– Я не представляю? Я как раз представляю. Идиоты… Купили бы пива и пили дома, так нет же!.. Давай его на тахту в комнату. Да осторожно, не бревно тащишь! Вот так… клади.
Н. присел на край тахты:
– Нет, я все понимаю… Но откуда такая жестокость?
– Жестокость!.. Скажи, он как это говорил? Ну, про сказку?
– Да как. Нормально говорил. Без наезда, не нагло, он и не пьяный был совсем. Мирно говорил… тихо, кротко.
– Вот именно! Тихо, кротко – значит, на правду претендовал! Лучше бы он их матом обложил, им бы не так невыносимо было!..
И, махнув рукою, второю Ностальжи подхватила, выходя из комнаты, тазик с водой и размокшими клоками ваты.

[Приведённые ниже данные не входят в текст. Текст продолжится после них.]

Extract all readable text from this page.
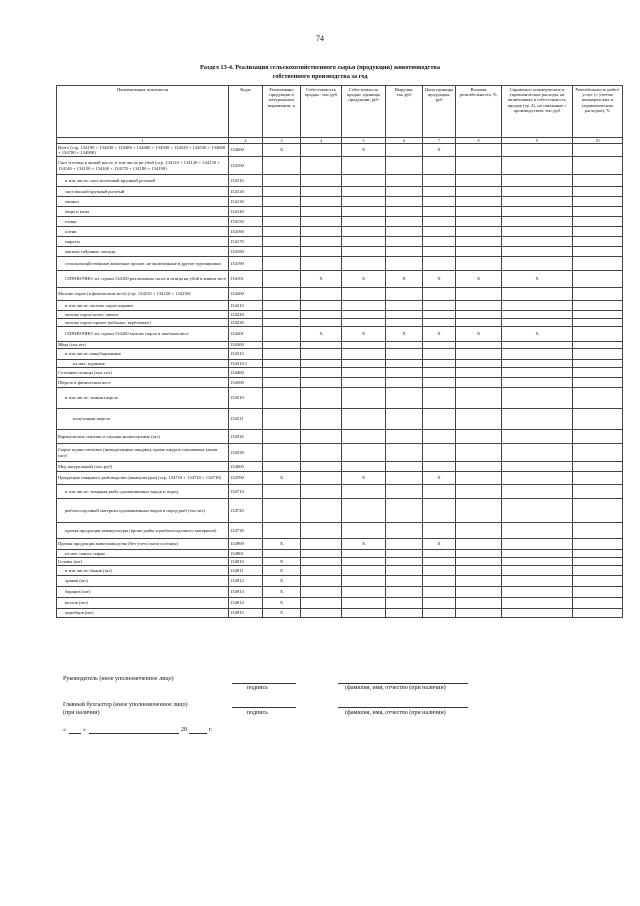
74
Раздел 13-4. Реализация сельскохозяйственного сырья (продукции) животноводства
собственного производства за год
Наименование показателя	Коды	Реализовано продукции в натуральном выражении, ц	Себестоимость продан., тыс.руб	Себестоимость продан. единицы продукции, руб	Выручка, тыс.руб	Цена единицы продукции, руб	Валовая рентабельность, %	Справочно: коммерческие и управленческие расходы, не включенные в себестоимость продаж (гр. 4), но связанные с производством, тыс.руб	Рентабельность работ/услуг (с учетом коммерческих и управленческих расходов), %
1	2	3	4	5	6	7	8	9	10
Всего (стр. 134100 + 134200 + 134300 + 134400 + 134500 + 134520 + 134530 + 134600 + 134700 + 134900)	134000	X		X		X			
Скот и птица в живой массе, в том числе на убой (стр. 134110 + 134120 + 134130 + 134140 + 134150 + 134160 + 134170 + 134180 + 134190)	134100								
в том числе: скот молочный крупный рогатый	134110								
скот мясной крупный рогатый	134120								
свиньи	134130								
овцы и козы	134140								
птица	134150								
олени	134160								
маралы	134170								
мясные табунные лошади	134180								
сельскохозяйственные животные прочие, не включенные в другие группировки	134190								
СПРАВОЧНО: из строки 134100 реализовано скота и птицы на убой в живом весе	134101		X	X	X	X	X	X	
Молоко сырое (в физическом весе) (стр. 134210 + 134220 + 134230)	134200								
в том числе: молоко сырое коровье	134210								
молоко сырое козье, овечье	134220								
молоко сырое прочее (кобылье, верблюжье)	134230								
СПРАВОЧНО: из строки 134200 молоко сырое в зачетном весе	134201		X	X	X	X	X	X	
Яйца (тыс.шт)	134300								
в том числе: инкубационные	134310								
из них: куриные	134310.1								
Суточные птенцы (тыс.гол)	134400								
Шерсть в физическом весе	134500								
в том числе: тонкая шерсть	134510								
полутонкая шерсть	134511								
Каракульские смушки и смушки низкосортные (шт)	134520								
Сырье пушно-меховое (невыделанные шкурки), кроме шкурок смушковых мехов (шт)	134530								
Мед натуральный (тыс.руб)	134600								
Продукция товарного рыбоводства (аквакультуры) (стр. 134710 + 134720 + 134730)	134700	X		X		X			
в том числе: товарная рыба одомашненных видов и пород	134710								
рыбопосадочный материал одомашненных видов и пород рыб (тыс.шт)	134720								
прочая продукция аквакультуры (кроме рыбы и рыбопосадочного материала)	134730								
Прочая продукция животноводства (без учета скота и птицы)	134900	X		X		X			
из нее: панты сырые	134901								
Головы (шт)	134910	X							
в том числе: быков (шт)	134911	X							
хряков (шт)	134912	X							
баранов (шт)	134913	X							
козлов (шт)	134914	X							
жеребцов (шт)	134915	X							
Руководитель (иное уполномоченное лицо)
подпись	(фамилия, имя, отчество (при наличии)
Главный бухгалтер (иное уполномоченное лицо)
(при наличии)	подпись	(фамилия, имя, отчество (при наличии)
«	»	20	г.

Когда в городе снесли очередной памятник вождю, от него долгое время оставалась куча щебня, посреди щебня торчал великански небольшой обломок гранитной ноги. Молодежь любила фотаться с этой ногой и выкладывать фотки в соцсети.

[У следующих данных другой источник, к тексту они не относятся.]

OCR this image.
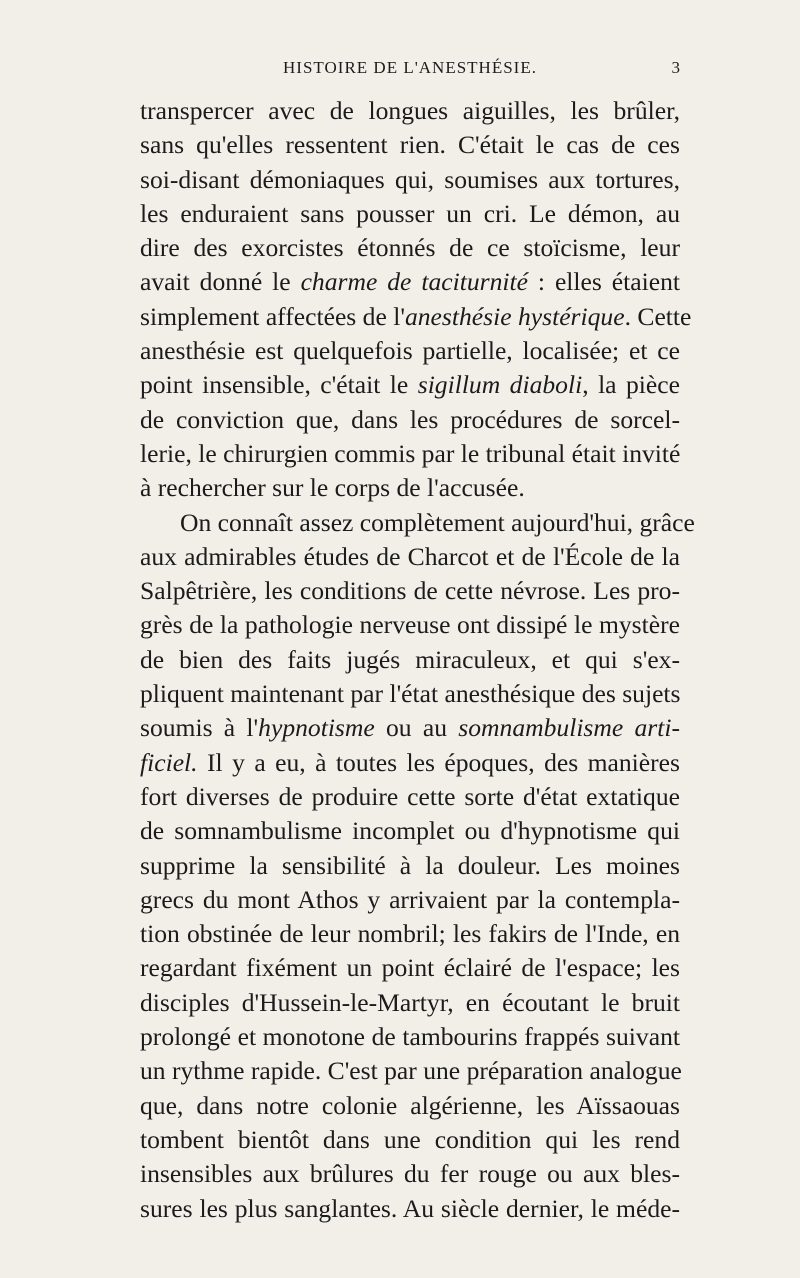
HISTOIRE DE L'ANESTHÉSIE.	3
transpercer avec de longues aiguilles, les brûler,
sans qu'elles ressentent rien. C'était le cas de ces
soi-disant démoniaques qui, soumises aux tortures,
les enduraient sans pousser un cri. Le démon, au
dire des exorcistes étonnés de ce stoïcisme, leur
avait donné le charme de taciturnité : elles étaient
simplement affectées de l'anesthésie hystérique. Cette
anesthésie est quelquefois partielle, localisée; et ce
point insensible, c'était le sigillum diaboli, la pièce
de conviction que, dans les procédures de sorcel-
lerie, le chirurgien commis par le tribunal était invité
à rechercher sur le corps de l'accusée.
On connaît assez complètement aujourd'hui, grâce
aux admirables études de Charcot et de l'École de la
Salpêtrière, les conditions de cette névrose. Les pro-
grès de la pathologie nerveuse ont dissipé le mystère
de bien des faits jugés miraculeux, et qui s'ex-
pliquent maintenant par l'état anesthésique des sujets
soumis à l'hypnotisme ou au somnambulisme arti-
ficiel. Il y a eu, à toutes les époques, des manières
fort diverses de produire cette sorte d'état extatique
de somnambulisme incomplet ou d'hypnotisme qui
supprime la sensibilité à la douleur. Les moines
grecs du mont Athos y arrivaient par la contempla-
tion obstinée de leur nombril; les fakirs de l'Inde, en
regardant fixément un point éclairé de l'espace; les
disciples d'Hussein-le-Martyr, en écoutant le bruit
prolongé et monotone de tambourins frappés suivant
un rythme rapide. C'est par une préparation analogue
que, dans notre colonie algérienne, les Aïssaouas
tombent bientôt dans une condition qui les rend
insensibles aux brûlures du fer rouge ou aux bles-
sures les plus sanglantes. Au siècle dernier, le méde-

Шестого июня Н. тоже пришел к куче, имея в руках портрет Пушкина. Чтоб почтить память поэта, он влез на гранитную ногу с портретом в обнимку, балансировал там и кричал: «Болярину Александру – многая небесная лета!», а Костя Иночкин щелкал телефоном. Потом снимок появился в инстаграме с подписью: «Н. был с Пушкиным на короткой ноге».
– Что у тебя завтра? – спросил Костя Иночкин.
– Андерсеновские чтения, – ответил Н.
– Ага, помню, ты говорил. Написал сказку-то?
– Написал. – Н. откинулся на спинку стула, снял очки и потер глаза.
– И про что она?
– Про то, как в ночь накануне выборов в кабинетике секретаря уездного горкома КПРФ оживают вещи. И как между собой разговаривают, например, пресс-папье, иконка святителя Николая Чудотворца и гипсовый бюстик Ленина.
– И о чем разговаривают?
– Да какая разница, о чем… Разница – как.
Н. помогал Ностальжи с ужином – резал лук и напевал:
Внезапно он отложил нож и, утирая слезы, спросил:
– Кстати, вот интересно: обратный захват серотонина – это как?
– Вот так, – ответила Ностальжи, взяла апельсин, крикнула: «Але оп!», подбросила его правой рукой, левую ловко вывернула и завела себе за спину, не моргнув глазом поймала этой левой апельсин, стремительно вывернула левую руку снова наружу и, по-цирковому улыбаясь, подала апельсин Н.
Н. говорил собравшимся, пронзительно и профетивно-кокетливо не глядя ни на кого, примерно как Достоевский в исполнении актера Миронова:
– Ваша актуальная поэзия кончится первой. Главная черта актуального поэта – обычная фисиологическая обезьянья цепкость на детали, на всю эту «памяти памяти», детали, они и поражают читателя в самое сердце, и он обильно ставит лайки, рукоплещет, мреет и цепенеет в пароксизмах. Актуальных поэтов вычленят (в это время Н. прихлебывал чай, одновременно раскуривая новую папиросу, и это «-чле-» прослюнчало сквозь его зубы особенно как-то смешно, дико и обезоруживающе) первыми и поставят в первом ряду на колени у расстрельной ямы истории.
Ностальжи поглядела на собравшихся за столом, подавшихся как бы вперед, под выцветший абажур низко нависшей над столом лампы, выхватившей напряженные лбы, одышлую пепельницу-ощетинницу, чайник, коричневатые отчашечные следы на скатерти, и сказала, тоже как бы на публику:
– Ну а вы что, метафизики, идеалисты, которые всякую там Добродетель с большой буквы писали? Вас в каком ряду поставят?
Н. замолчал и посмотрел прямо на Ностальжи, уже как Достоевский не в исполнении Миронова, а глубже и землянее, как в исполнении Солоницына:
– Нас?.. Нас не поставят… мы там уже… мы все – там.